Well-established companies have more to say. In addition to presenting their latest product's features, they can tell customers about their previous products, their many years in business, their reputation for quality. Nothing wrong with that either. It's easy for a customer to choose an established company versus an upstart competitor, even without doing a bunch of homework, because the established company is a known quantity.

But sometimes, an established company loses its way. They begin to tell themselves about their reputation for quality, their years in business, and their leadership position. Their executives tell their product teams that they can charge a premium price because they are the "Cadillac brand", regardless of the strength of competitive products. If they say this often enough, it becomes received wisdom within the company. I call this behavior reading your own press releases.

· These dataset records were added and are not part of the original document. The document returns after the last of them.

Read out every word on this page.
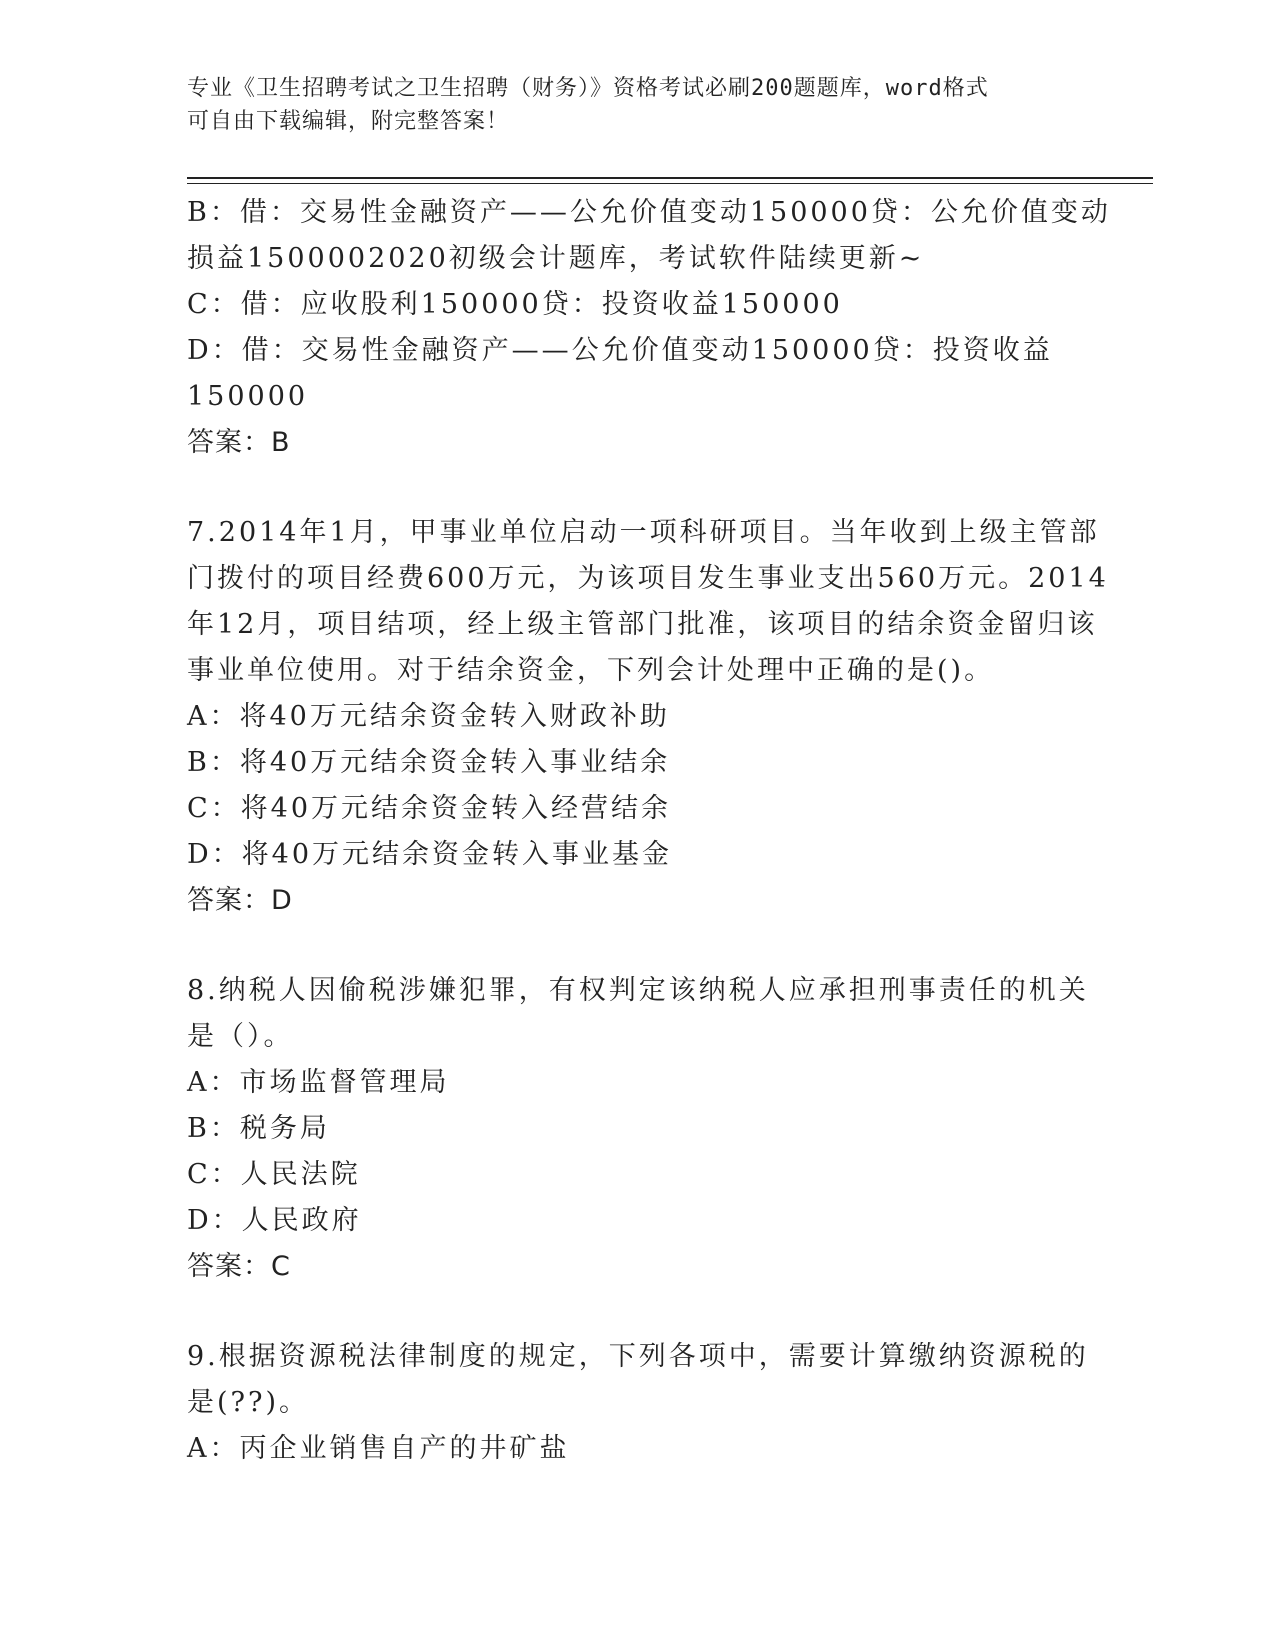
专业《卫生招聘考试之卫生招聘（财务）》资格考试必刷200题题库，word格式
可自由下载编辑，附完整答案！
B：借：交易性金融资产——公允价值变动150000贷：公允价值变动
损益1500002020初级会计题库，考试软件陆续更新~
C：借：应收股利150000贷：投资收益150000
D：借：交易性金融资产——公允价值变动150000贷：投资收益
150000
答案：B
7.2014年1月，甲事业单位启动一项科研项目。当年收到上级主管部
门拨付的项目经费600万元，为该项目发生事业支出560万元。2014
年12月，项目结项，经上级主管部门批准，该项目的结余资金留归该
事业单位使用。对于结余资金，下列会计处理中正确的是()。
A：将40万元结余资金转入财政补助
B：将40万元结余资金转入事业结余
C：将40万元结余资金转入经营结余
D：将40万元结余资金转入事业基金
答案：D
8.纳税人因偷税涉嫌犯罪，有权判定该纳税人应承担刑事责任的机关
是（）。
A：市场监督管理局
B：税务局
C：人民法院
D：人民政府
答案：C
9.根据资源税法律制度的规定，下列各项中，需要计算缴纳资源税的
是(??)。
A：丙企业销售自产的井矿盐
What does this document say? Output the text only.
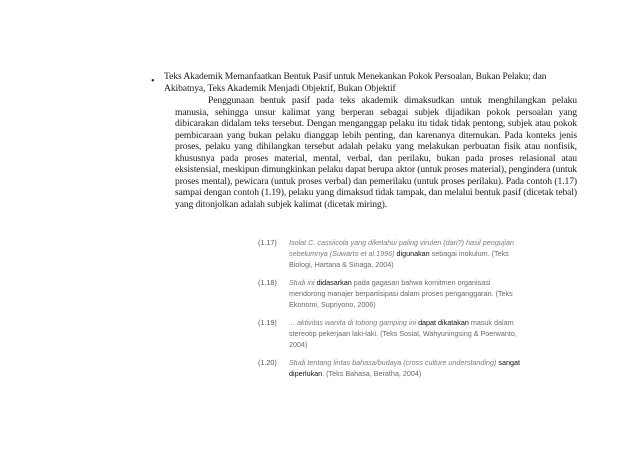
• Teks Akademik Memanfaatkan Bentuk Pasif untuk Menekankan Pokok Persoalan, Bukan Pelaku; dan Akibatnya, Teks Akademik Menjadi Objektif, Bukan Objektif
Penggunaan bentuk pasif pada teks akademik dimaksudkan untuk menghilangkan pelaku manusia, sehingga unsur kalimat yang berperan sebagai subjek dijadikan pokok persoalan yang dibicarakan didalam teks tersebut. Dengan menganggap pelaku itu tidak tidak pentong, subjek atau pokok pembicaraan yang bukan pelaku dianggap lebih penting, dan karenanya ditemukan. Pada konteks jenis proses, pelaku yang dihilangkan tersebut adalah pelaku yang melakukan perbuatan fisik atau nonfisik, khususnya pada proses material, mental, verbal, dan perilaku, bukan pada proses relasional atau eksistensial, meskipun dimungkinkan pelaku dapat berupa aktor (untuk proses material), pengindera (untuk proses mental), pewicara (untuk proses verbal) dan pemerilaku (untuk proses perilaku). Pada contoh (1.17) sampai dengan contoh (1.19), pelaku yang dimaksud tidak tampak, dan melalui bentuk pasif (dicetak tebal) yang ditonjolkan adalah subjek kalimat (dicetak miring).
(1.17)	Isolat C. cassiicola yang diketahui paling virulen (dari?) hasil pengujian sebelumnya (Suwarto et al.1996) digunakan sebagai inokulum. (Teks Biologi, Hartana & Sinaga, 2004)
(1.18)	Studi ini didasarkan pada gagasan bahwa komitmen organisasi mendorong manajer berpartisipasi dalam proses penganggaran. (Teks Ekonomi, Supriyono, 2006)
(1.19)	... aktivitas wanita di tobong gamping ini dapat dikatakan masuk dalam stereotip pekerjaan laki-laki. (Teks Sosial, Wahyuningsing & Poerwanto, 2004)
(1.20)	Studi tentang lintas bahasa/budaya (cross culture understanding) sangat diperlukan. (Teks Bahasa, Beratha, 2004)
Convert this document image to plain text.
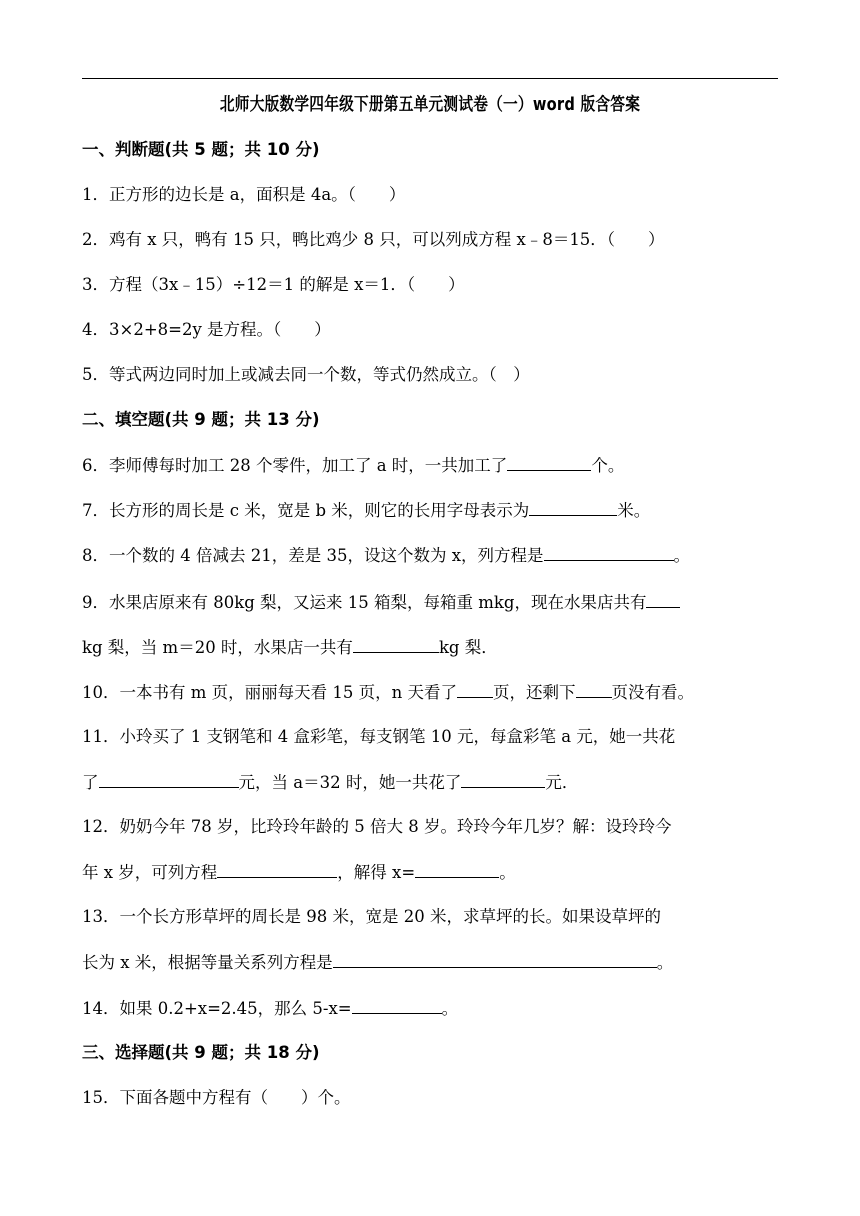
北师大版数学四年级下册第五单元测试卷（一）word 版含答案
一、判断题(共 5 题；共 10 分)
1．正方形的边长是 a，面积是 4a。（　　）
2．鸡有 x 只，鸭有 15 只，鸭比鸡少 8 只，可以列成方程 x﹣8＝15．（　　）
3．方程（3x﹣15）÷12＝1 的解是 x＝1．（　　）
4．3×2+8=2y 是方程。（　　）
5．等式两边同时加上或减去同一个数，等式仍然成立。（　）
二、填空题(共 9 题；共 13 分)
6．李师傅每时加工 28 个零件，加工了 a 时，一共加工了	个。
7．长方形的周长是 c 米，宽是 b 米，则它的长用字母表示为	米。
8．一个数的 4 倍减去 21，差是 35，设这个数为 x，列方程是	。
9．水果店原来有 80kg 梨，又运来 15 箱梨，每箱重 mkg，现在水果店共有
kg 梨，当 m＝20 时，水果店一共有	kg 梨．
10．一本书有 m 页，丽丽每天看 15 页，n 天看了 页，还剩下 页没有看。
11．小玲买了 1 支钢笔和 4 盒彩笔，每支钢笔 10 元，每盒彩笔 a 元，她一共花
了	元，当 a＝32 时，她一共花了	元．
12．奶奶今年 78 岁，比玲玲年龄的 5 倍大 8 岁。玲玲今年几岁？解：设玲玲今
年 x 岁，可列方程	，解得 x=	。
13．一个长方形草坪的周长是 98 米，宽是 20 米，求草坪的长。如果设草坪的
长为 x 米，根据等量关系列方程是	。
14．如果 0.2+x=2.45，那么 5-x=	。
三、选择题(共 9 题；共 18 分)
15．下面各题中方程有（　　）个。
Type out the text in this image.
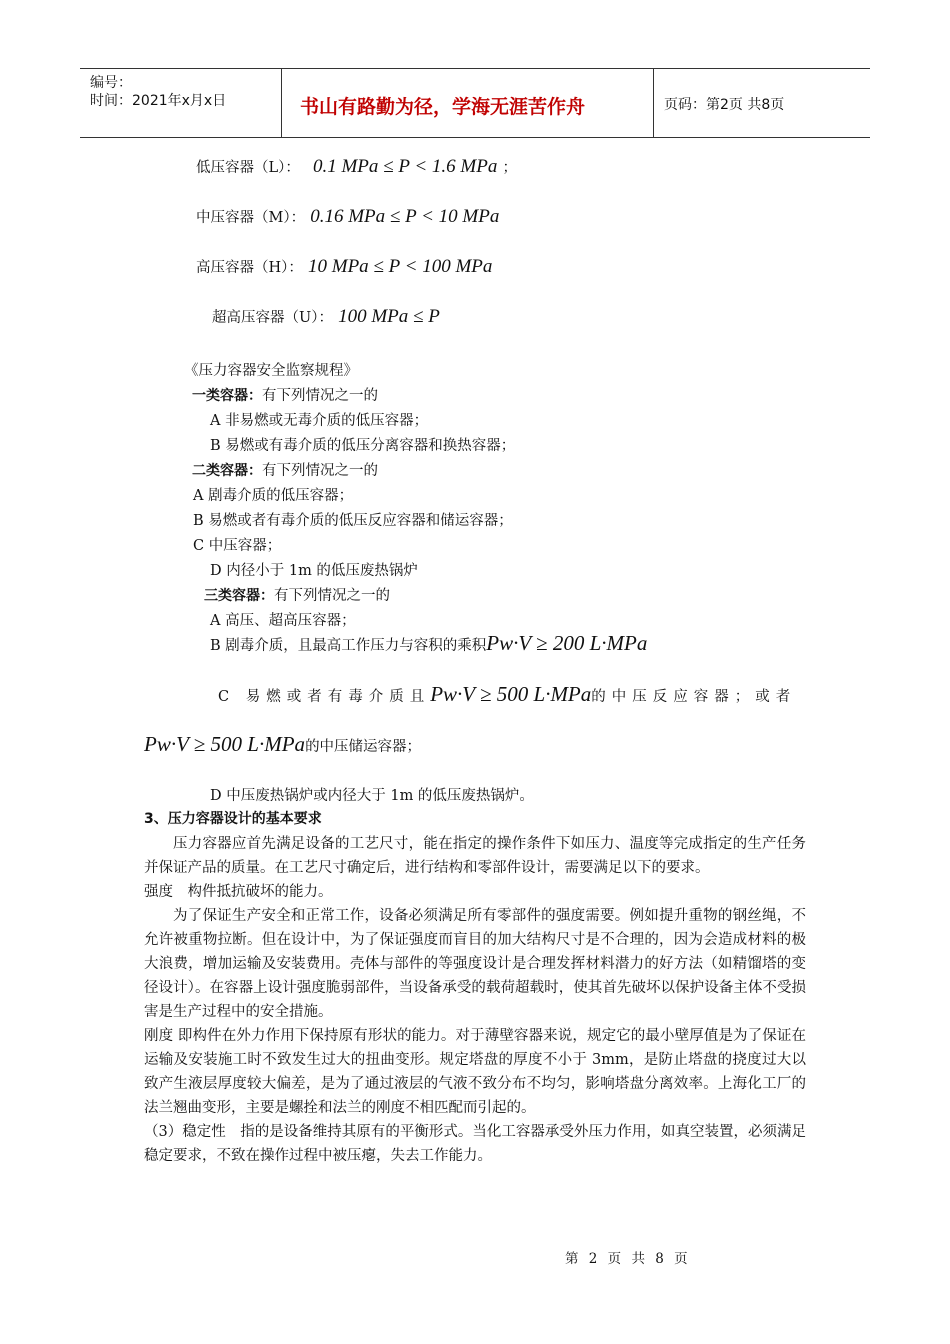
编号：
时间：2021年x月x日	书山有路勤为径，学海无涯苦作舟	页码：第2页 共8页
低压容器（L）： 0.1 MPa ≤ P < 1.6 MPa ；
中压容器（M）： 0.16 MPa ≤ P < 10 MPa
高压容器（H）： 10 MPa ≤ P < 100 MPa
超高压容器（U）： 100 MPa ≤ P
《压力容器安全监察规程》
一类容器：有下列情况之一的
A 非易燃或无毒介质的低压容器；
B 易燃或有毒介质的低压分离容器和换热容器；
二类容器：有下列情况之一的
A 剧毒介质的低压容器；
B 易燃或者有毒介质的低压反应容器和储运容器；
C 中压容器；
D 内径小于 1m 的低压废热锅炉
三类容器：有下列情况之一的
A 高压、超高压容器；
B 剧毒介质，且最高工作压力与容积的乘积Pw·V ≥ 200 L·MPa
C 易燃或者有毒介质且Pw·V ≥ 500 L·MPa的中压反应容器；或者
Pw·V ≥ 500 L·MPa的中压储运容器；
D 中压废热锅炉或内径大于 1m 的低压废热锅炉。
3、压力容器设计的基本要求

压力容器应首先满足设备的工艺尺寸，能在指定的操作条件下如压力、温度等完成指定的生产任务并保证产品的质量。在工艺尺寸确定后，进行结构和零部件设计，需要满足以下的要求。

强度　构件抵抗破坏的能力。

为了保证生产安全和正常工作，设备必须满足所有零部件的强度需要。例如提升重物的钢丝绳，不允许被重物拉断。但在设计中，为了保证强度而盲目的加大结构尺寸是不合理的，因为会造成材料的极大浪费，增加运输及安装费用。壳体与部件的等强度设计是合理发挥材料潜力的好方法（如精馏塔的变径设计）。在容器上设计强度脆弱部件，当设备承受的载荷超载时，使其首先破坏以保护设备主体不受损害是生产过程中的安全措施。

刚度 即构件在外力作用下保持原有形状的能力。对于薄壁容器来说，规定它的最小壁厚值是为了保证在运输及安装施工时不致发生过大的扭曲变形。规定塔盘的厚度不小于 3mm，是防止塔盘的挠度过大以致产生液层厚度较大偏差，是为了通过液层的气液不致分布不均匀，影响塔盘分离效率。上海化工厂的法兰翘曲变形，主要是螺拴和法兰的刚度不相匹配而引起的。

（3）稳定性　指的是设备维持其原有的平衡形式。当化工容器承受外压力作用，如真空装置，必须满足稳定要求，不致在操作过程中被压瘪，失去工作能力。

第 2 页 共 8 页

A company that is reading its own press releases is already past its prime. When a company starts reading its own press releases, it stops worrying about solving customer problems, or being better, faster, and stronger than the competition. They may even get away with this for a few years if they really were market leaders. But eventually, they find themselves sidelined by their hungrier competitors, and their position of advantage evaporates.

I've worked for two companies who had this problem. One is now a division of a conglomerate, who fixed the problem by replacing complacent managers. The other annoyed its partners so much with slow product delivery that the partners made the company irrelevant. Last I checked, this second company was still in business, but they shed three quarters of their staff in a paroxysm of downsizing, and never recovered their former greatness.

I bet you can see some obvious examples in the news of large technology companies who have been reading their own press releases. Where are their new products? Missing in action or underwhelming critics and customers. When your division manager starts talking this way, tell them to wake up and smell the innovation.